An ongoing advantage for Amazon, of course, is the integration of a one-payment transaction into their multiple services, including the Kindle Store and its own new release, the Fire Phone. Market share for the latter is still disappointing, though, as measured against the longer standing record of Apple or Google Android smartphones. But such integration between the mobile industry and music streaming bodes well long-term, as a long list of new partnerships suggests: Spotify with Sprint, Beats music with AT&T, and T-Mobile’s free-of-charge music streaming option offered after Deutsche Telekom closed deals with Spotify, Pandora, Rapsody, iTunes, Rdio, and others. According to Nielsen, music download purchases have again showed a declining pace from early 2013 to mid2014, and this open window for streaming music is one that Amazon, like Spotify, TMobile, Beats, and Apple, seeks to exploit.
Pre-Production
Amazon entered the market immediately with 20 million users, and the negotiations preceding the launch of the service lasted at least half a year and involved all the major labels and some smaller ones. According to the New York Times, Amazon offered a royalty pool of $25 million for major labels and $5 million for small labels on a 1-year licensing basis. It did not, though, come to terms with UMG, whose catalog features at least a third of Billboard’s current Hot 100 and artists such as Maroon 5, Mariah Carey, Katy Perry, and Snoop Dogg. UMG bought a 20% stake of Beats in mid June for $520 million as Apple completed payment for its own stake in Beats, which explains why the major label held back in partnering up with Amazon, a rival.

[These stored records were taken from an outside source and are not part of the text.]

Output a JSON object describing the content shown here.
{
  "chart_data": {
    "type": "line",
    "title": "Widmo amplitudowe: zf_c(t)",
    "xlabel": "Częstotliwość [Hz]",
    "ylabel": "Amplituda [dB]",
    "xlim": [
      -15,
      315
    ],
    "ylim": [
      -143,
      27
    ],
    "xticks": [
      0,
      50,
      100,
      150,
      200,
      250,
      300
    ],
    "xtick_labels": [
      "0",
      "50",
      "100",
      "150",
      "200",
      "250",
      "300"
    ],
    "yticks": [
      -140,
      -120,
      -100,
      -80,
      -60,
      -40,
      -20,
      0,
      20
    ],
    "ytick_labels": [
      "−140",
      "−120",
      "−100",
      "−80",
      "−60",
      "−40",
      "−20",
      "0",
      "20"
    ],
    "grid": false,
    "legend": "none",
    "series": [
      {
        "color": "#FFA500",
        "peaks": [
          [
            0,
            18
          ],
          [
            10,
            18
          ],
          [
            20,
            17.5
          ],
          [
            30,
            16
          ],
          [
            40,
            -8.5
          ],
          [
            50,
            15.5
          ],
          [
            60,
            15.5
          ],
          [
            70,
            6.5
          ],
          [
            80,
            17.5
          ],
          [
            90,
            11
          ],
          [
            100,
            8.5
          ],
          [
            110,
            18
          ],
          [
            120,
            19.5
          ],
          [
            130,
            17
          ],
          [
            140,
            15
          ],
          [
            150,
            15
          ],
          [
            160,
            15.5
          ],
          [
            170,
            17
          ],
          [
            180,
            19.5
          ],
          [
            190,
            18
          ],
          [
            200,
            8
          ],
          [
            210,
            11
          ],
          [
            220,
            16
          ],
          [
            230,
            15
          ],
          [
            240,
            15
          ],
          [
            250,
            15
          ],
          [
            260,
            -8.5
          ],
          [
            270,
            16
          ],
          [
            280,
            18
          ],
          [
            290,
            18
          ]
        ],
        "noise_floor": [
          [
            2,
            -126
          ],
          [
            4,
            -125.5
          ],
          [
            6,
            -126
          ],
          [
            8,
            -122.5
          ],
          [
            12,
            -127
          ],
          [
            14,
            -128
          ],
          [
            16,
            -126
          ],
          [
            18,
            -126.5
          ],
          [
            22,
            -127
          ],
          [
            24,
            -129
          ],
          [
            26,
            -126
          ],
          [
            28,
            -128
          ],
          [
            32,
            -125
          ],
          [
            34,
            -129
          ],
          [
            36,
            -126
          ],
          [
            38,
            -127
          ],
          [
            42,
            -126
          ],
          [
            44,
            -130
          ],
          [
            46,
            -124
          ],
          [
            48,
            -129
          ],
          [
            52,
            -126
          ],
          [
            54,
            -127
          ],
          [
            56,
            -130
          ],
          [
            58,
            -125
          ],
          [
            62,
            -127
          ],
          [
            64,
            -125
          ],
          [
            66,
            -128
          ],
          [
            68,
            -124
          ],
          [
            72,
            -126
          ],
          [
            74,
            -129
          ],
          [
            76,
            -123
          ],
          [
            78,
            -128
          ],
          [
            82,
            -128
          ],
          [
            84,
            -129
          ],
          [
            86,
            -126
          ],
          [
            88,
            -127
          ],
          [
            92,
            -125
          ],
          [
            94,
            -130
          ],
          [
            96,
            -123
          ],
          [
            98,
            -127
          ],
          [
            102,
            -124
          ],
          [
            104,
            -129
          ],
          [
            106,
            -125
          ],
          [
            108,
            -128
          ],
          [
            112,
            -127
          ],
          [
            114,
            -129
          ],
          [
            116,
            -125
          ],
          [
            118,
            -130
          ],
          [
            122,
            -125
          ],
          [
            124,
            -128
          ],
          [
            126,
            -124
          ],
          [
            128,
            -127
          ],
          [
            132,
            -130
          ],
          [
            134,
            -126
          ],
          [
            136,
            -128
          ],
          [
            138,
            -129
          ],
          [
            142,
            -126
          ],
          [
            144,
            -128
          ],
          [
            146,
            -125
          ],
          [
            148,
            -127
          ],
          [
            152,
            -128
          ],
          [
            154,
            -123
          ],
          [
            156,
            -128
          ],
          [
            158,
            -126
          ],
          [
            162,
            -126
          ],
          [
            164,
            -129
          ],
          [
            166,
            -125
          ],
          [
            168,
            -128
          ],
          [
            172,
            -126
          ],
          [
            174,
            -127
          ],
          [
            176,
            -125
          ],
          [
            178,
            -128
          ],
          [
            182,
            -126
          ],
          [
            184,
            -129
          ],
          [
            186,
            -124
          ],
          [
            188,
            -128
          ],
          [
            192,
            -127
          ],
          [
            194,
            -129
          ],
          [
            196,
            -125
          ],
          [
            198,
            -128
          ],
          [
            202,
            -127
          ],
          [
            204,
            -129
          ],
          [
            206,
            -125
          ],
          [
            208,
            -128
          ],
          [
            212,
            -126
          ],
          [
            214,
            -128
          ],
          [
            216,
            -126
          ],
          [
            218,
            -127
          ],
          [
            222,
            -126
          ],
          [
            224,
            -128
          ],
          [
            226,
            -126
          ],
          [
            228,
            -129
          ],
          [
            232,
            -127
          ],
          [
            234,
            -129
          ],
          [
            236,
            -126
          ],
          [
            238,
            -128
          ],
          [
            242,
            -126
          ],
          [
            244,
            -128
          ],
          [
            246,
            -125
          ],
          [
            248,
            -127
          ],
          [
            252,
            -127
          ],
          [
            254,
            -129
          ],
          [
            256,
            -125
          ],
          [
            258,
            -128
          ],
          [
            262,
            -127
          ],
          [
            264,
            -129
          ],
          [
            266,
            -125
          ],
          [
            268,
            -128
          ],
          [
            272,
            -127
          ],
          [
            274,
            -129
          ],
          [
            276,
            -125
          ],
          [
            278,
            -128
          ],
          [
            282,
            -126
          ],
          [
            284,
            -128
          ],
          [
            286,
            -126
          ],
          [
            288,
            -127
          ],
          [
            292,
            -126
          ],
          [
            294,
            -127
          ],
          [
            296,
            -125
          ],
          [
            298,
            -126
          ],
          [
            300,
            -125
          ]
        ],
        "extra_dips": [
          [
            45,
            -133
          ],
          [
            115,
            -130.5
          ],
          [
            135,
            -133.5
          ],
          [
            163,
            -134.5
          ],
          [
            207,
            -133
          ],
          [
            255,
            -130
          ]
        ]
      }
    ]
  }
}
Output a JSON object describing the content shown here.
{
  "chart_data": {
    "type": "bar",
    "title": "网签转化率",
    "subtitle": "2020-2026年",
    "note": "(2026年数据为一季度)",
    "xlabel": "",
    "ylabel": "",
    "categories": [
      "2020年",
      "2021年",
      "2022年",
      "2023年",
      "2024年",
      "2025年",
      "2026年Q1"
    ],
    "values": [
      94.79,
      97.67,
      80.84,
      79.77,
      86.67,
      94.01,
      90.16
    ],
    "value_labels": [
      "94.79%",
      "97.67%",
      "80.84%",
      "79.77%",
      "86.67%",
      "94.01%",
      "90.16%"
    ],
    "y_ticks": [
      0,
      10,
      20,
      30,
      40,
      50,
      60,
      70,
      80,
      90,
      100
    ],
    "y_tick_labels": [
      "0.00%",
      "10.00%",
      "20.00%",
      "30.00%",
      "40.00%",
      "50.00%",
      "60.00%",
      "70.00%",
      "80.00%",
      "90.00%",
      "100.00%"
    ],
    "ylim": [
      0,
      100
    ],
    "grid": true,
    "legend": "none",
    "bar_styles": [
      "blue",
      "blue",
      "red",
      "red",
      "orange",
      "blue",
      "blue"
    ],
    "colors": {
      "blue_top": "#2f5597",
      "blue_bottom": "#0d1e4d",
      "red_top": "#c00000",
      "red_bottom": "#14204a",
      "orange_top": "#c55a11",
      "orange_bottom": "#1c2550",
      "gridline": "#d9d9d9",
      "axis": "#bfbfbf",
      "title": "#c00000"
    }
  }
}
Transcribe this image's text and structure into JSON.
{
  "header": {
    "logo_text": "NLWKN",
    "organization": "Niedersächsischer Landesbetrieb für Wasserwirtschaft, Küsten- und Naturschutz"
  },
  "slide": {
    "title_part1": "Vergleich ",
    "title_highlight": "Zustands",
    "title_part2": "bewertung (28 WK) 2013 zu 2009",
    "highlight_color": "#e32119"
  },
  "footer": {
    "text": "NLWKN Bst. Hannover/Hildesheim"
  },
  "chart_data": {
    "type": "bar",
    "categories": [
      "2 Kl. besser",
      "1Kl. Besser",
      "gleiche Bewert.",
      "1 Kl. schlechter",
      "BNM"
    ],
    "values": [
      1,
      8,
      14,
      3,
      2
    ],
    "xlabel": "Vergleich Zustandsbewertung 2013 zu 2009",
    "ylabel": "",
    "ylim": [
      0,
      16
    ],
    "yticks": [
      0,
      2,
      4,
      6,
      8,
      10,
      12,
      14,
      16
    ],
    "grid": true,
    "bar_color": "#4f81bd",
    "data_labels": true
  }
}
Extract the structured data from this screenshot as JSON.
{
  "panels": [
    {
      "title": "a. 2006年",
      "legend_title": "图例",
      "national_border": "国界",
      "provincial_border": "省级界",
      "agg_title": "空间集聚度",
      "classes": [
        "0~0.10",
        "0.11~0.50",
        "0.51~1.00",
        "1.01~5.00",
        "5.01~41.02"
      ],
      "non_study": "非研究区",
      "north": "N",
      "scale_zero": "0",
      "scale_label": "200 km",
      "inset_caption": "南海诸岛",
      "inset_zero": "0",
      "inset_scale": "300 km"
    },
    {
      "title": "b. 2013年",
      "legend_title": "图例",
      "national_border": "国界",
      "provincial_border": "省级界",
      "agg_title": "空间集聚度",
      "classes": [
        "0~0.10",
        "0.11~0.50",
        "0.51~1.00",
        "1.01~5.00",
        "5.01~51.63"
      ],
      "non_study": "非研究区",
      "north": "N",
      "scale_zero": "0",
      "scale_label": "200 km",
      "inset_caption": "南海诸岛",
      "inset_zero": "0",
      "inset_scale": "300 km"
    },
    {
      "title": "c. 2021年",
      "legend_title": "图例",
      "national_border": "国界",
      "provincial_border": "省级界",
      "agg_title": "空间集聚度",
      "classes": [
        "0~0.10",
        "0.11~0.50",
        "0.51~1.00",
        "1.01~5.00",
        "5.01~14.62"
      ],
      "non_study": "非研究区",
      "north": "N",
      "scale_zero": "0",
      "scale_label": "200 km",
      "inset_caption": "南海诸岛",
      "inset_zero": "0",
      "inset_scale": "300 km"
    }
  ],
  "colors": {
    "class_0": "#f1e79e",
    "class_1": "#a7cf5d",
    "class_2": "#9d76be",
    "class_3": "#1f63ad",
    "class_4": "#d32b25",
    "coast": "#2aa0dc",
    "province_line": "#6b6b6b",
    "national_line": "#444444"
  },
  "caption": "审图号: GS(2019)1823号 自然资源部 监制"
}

But even without UMG’s catalog, Amazon is a force to be reckoned with. On the one hand, the probability of a service turndown because of this is low as it is a complementary service enhancing a bundle of paid benefits to users. Additionally, Amazon saved a big expense with UMG that the ecommerce great can use, presumably, to shore the bottom line of its music startup.
Strategy
In the meantime, Amazon will try and lure a higher percentage of active users in the US, estimated at 244 million, towards its prime accounts, a $99 per yearly subscription. Much of the early costs of the service, incidentally, are covered by subscriber fees, which increased to $99 a year from $79 in March, two months before the release of Prime Music.
The absence of pop music has not stifled Amazon’s music offering so far. This is a case of a high tech business that is already embedded in the lifestyles of the public at large that does not have to have all of its ducks in a row before committing to distributing music. Proof of this too is that the launch of Amazon’s service happened sooner than expected by the Music Business Journal last month.
Amazon is striving towards a curated playlist model, one where music compilations and promotions are meant to drive listener retention. Indeed, although more than 20 million tracks can be bought on their website, only 5% of those are used for the streaming service.
Conclusion
It is good to reflect once again that music may not be the driver of Amazon’s own music strategy. Music is certainly the hook that can engage customers into upgrading their accounts with Amazon, and for a large sector of Amazon buyers this may be good enough. But dedicated music fans will probably thirst for more content and the lackadaisical approach of the Internet giant is good only in so far as it diverts its existing customer base towards premium accounts. This is an older demographic and if music discovery or projection of new genres does not interest this group, the expansion of the service could run against a natural roadblock. Music consumers are impulse buyers of hits, perhaps, but nothing else. It takes a dedicated music service to attract the larger market of music aficionados.